Failure to comply with these obligations without reasonable excuse is a summary offence, punishable by a fine. The question raised in Di Marco v Morshead Mansions Ltd [2014] EWCA Civ 96; [2014] PLSCS 51 was whether tenants are entitled to ask a civil court to grant a mandatory injunction to force landlords to comply with the statutory requirements.
The company was the freehold owner of a large block of flats in Maida Vale. Each of the tenants in the block had a share in the company and its articles of association empowered the directors to ask members for contributions to fund the company’s activities in accordance with ordinary resolutions of the company. The company began collecting funds via its articles, at first as well as – and then instead of – demanding service charges, to avoid delays and challenges under the Landlord and Tenant Act 1985. The Court of Appeal overruled Mr Di Marco’s objections to the landlord’s method of collecting money in 2008. It decided that this was a valid method of raising funds from shareholders, which did not engage the service charge provisions in the Landlord and Tenant Act 1985.
Mr Di Marco remained unhappy with the charges and sought an injunction to compel the landlord to give him a summary of service charge expenditure for the years in which service charge demands had been issued, even though the legislation provides for criminal, as opposed to civil, enforcement. The High Court upheld his claim, but the Court of Appeal has overruled the decision.
Their Lordships observed that the Landlord and Tenant Act 1985 adopts a variety of techniques for imposing civil liability. However, none of these devices were applied to section 21. Parliament had enacted section 21A of the Landlord and Tenant Act 1985 in 2002, to enable tenants to withhold service charges if their landlord fails to comply with section 21, but had not given tenants the right to sue in damages or to an injunction – and section 21A has never been brought into force.
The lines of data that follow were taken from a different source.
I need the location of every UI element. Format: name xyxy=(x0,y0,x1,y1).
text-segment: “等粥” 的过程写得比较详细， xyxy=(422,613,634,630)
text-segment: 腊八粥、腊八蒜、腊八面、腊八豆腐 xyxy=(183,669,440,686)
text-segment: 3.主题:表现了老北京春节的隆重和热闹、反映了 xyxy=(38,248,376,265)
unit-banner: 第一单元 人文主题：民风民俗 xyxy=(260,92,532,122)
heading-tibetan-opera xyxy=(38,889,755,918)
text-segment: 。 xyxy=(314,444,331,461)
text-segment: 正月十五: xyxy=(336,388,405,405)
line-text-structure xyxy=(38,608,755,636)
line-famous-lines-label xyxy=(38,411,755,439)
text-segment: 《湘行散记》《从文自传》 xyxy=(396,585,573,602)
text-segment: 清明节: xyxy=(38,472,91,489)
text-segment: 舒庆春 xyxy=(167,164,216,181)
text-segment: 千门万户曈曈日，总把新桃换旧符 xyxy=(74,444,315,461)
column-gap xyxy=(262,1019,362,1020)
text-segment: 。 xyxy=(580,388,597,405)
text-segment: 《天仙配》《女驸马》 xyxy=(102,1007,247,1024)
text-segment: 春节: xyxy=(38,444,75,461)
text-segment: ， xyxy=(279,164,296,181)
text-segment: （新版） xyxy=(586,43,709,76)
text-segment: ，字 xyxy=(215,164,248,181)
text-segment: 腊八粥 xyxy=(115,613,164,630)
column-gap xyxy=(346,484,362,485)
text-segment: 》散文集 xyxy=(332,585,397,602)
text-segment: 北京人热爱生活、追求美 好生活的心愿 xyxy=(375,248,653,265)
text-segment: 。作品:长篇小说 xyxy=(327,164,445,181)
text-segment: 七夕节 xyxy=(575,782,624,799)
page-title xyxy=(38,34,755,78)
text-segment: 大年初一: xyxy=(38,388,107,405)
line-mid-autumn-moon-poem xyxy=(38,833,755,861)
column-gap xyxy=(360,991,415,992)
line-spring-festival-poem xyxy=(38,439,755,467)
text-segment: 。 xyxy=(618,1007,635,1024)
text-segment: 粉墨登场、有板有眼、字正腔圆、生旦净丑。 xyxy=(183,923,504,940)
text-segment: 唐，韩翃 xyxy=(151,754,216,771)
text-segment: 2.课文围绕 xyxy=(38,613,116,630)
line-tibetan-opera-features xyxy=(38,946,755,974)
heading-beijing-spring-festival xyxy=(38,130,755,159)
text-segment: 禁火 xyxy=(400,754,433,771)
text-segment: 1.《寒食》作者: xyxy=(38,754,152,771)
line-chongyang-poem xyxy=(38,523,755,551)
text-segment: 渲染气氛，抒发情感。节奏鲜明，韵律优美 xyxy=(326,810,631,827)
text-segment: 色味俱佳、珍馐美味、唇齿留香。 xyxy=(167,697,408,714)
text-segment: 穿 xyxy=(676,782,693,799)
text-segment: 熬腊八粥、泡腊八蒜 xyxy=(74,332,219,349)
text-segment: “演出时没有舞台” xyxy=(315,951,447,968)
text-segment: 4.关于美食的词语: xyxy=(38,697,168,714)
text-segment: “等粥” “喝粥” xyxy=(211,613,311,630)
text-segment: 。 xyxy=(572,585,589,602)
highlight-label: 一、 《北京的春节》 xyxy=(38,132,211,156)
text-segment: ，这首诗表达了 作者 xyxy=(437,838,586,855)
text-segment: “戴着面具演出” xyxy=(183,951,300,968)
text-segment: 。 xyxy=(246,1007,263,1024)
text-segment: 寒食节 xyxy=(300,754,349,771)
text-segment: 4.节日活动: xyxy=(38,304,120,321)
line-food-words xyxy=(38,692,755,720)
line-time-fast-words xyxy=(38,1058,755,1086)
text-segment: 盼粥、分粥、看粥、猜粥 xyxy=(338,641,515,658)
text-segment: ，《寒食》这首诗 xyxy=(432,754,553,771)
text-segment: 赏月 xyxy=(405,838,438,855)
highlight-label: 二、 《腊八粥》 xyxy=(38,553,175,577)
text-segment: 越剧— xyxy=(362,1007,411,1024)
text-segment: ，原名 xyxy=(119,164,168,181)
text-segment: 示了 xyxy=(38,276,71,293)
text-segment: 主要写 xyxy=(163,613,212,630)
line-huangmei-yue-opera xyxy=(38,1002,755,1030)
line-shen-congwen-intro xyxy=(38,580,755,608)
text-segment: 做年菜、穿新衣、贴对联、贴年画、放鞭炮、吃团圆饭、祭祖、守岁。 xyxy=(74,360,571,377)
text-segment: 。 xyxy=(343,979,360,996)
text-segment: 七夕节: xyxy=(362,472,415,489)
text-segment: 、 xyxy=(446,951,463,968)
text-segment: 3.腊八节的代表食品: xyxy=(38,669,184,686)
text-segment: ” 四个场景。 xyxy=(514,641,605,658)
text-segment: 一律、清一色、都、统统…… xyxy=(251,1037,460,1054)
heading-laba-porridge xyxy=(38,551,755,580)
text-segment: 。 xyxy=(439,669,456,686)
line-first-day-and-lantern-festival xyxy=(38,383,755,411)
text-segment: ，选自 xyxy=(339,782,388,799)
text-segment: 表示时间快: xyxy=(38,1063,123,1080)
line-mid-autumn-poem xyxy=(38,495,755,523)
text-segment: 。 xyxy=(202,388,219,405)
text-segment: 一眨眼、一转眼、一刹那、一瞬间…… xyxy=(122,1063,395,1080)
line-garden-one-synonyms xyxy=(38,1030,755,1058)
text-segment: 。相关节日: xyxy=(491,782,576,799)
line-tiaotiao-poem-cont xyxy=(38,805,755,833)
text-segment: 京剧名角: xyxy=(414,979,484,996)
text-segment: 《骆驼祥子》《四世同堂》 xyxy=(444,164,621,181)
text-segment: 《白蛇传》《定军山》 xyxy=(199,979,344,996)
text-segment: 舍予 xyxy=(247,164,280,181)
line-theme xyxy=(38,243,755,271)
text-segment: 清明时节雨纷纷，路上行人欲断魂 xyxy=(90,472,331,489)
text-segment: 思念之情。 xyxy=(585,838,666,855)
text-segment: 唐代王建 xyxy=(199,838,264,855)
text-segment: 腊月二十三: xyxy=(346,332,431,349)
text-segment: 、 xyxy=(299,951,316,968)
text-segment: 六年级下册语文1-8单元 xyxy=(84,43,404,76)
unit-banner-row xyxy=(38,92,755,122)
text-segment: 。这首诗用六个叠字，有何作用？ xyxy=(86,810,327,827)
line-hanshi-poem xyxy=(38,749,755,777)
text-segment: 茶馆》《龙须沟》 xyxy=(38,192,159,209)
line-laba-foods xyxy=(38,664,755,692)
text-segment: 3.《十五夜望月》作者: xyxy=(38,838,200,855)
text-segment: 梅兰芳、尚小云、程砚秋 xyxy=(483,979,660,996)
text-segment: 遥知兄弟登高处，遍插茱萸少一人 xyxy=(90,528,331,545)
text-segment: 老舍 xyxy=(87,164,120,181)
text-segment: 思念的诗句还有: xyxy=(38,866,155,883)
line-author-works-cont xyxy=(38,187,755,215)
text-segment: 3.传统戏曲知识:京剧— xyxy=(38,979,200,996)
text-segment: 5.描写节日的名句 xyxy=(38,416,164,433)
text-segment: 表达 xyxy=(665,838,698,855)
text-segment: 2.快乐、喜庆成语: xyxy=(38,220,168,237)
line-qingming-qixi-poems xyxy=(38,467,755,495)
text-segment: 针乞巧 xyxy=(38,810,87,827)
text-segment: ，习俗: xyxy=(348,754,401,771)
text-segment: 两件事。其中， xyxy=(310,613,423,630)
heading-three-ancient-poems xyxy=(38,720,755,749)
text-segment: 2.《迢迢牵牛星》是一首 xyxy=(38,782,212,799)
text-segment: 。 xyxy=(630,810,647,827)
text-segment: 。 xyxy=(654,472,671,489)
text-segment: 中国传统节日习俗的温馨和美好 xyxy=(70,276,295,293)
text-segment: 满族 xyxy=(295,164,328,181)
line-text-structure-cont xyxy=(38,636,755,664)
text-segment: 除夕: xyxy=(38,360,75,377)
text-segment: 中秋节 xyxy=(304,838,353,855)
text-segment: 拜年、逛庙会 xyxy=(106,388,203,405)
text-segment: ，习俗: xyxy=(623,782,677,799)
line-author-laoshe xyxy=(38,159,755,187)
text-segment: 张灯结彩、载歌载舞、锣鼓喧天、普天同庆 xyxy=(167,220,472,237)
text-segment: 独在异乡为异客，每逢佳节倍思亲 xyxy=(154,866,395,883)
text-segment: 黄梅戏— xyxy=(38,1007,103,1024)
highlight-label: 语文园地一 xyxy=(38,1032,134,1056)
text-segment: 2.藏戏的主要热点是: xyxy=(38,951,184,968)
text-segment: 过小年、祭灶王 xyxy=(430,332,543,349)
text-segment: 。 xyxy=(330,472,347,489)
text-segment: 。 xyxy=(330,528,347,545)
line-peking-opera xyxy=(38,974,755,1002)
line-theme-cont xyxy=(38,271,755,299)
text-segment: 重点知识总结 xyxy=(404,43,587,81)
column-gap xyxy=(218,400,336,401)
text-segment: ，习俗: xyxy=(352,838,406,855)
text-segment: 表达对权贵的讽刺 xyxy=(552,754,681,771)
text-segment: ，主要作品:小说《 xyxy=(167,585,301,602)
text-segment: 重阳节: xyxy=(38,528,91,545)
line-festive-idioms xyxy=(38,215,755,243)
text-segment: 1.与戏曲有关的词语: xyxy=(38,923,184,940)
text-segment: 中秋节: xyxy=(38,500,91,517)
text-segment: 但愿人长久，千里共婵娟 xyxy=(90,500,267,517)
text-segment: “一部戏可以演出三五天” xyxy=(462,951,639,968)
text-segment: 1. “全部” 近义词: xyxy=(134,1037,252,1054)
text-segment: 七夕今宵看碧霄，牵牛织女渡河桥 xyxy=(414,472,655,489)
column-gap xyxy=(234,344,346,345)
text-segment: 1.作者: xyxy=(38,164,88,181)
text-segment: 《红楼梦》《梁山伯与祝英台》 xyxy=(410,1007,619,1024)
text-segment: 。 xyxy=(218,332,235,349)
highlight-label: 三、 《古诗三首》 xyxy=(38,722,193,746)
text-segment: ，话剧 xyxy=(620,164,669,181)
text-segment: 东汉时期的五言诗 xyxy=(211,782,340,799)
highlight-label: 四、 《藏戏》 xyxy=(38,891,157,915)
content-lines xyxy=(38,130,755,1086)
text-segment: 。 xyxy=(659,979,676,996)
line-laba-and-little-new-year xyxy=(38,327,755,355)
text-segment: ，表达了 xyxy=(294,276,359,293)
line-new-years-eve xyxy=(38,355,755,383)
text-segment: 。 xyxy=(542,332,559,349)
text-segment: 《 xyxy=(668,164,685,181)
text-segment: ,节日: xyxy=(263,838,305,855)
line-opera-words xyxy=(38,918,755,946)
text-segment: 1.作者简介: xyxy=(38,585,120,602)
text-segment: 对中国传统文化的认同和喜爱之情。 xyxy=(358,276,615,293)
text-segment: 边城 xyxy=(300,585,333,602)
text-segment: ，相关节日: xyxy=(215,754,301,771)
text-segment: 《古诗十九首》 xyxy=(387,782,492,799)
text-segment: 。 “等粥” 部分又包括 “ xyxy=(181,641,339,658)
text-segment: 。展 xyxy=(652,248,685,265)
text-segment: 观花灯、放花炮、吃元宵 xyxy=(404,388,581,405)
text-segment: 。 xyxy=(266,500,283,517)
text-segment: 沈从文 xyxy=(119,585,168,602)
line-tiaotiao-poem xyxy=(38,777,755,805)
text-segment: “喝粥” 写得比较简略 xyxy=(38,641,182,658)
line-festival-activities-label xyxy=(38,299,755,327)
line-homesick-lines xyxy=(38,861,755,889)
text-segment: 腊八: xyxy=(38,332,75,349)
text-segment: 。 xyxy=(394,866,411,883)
The fact that local housing authorities are the prosecuting authority for the purpose of criminal enforcement indicated that Parliament expected them to enforce compliance. Parliament had set the level of the fine payable for the offence and the court thought it unlikely that Parliament intended that landlords and directors should be separately liable, at the behest of a private individual, to unlimited fines or, in an extreme case, up to two years imprisonment for failing to comply with an injunction.
Where does this leave tenants? The court suggested that they should consider any contractual remedies available to them since most leases give tenants a right to receive information about their service charges, but gave no further guidance as to the availability of such remedies in this, or other, cases.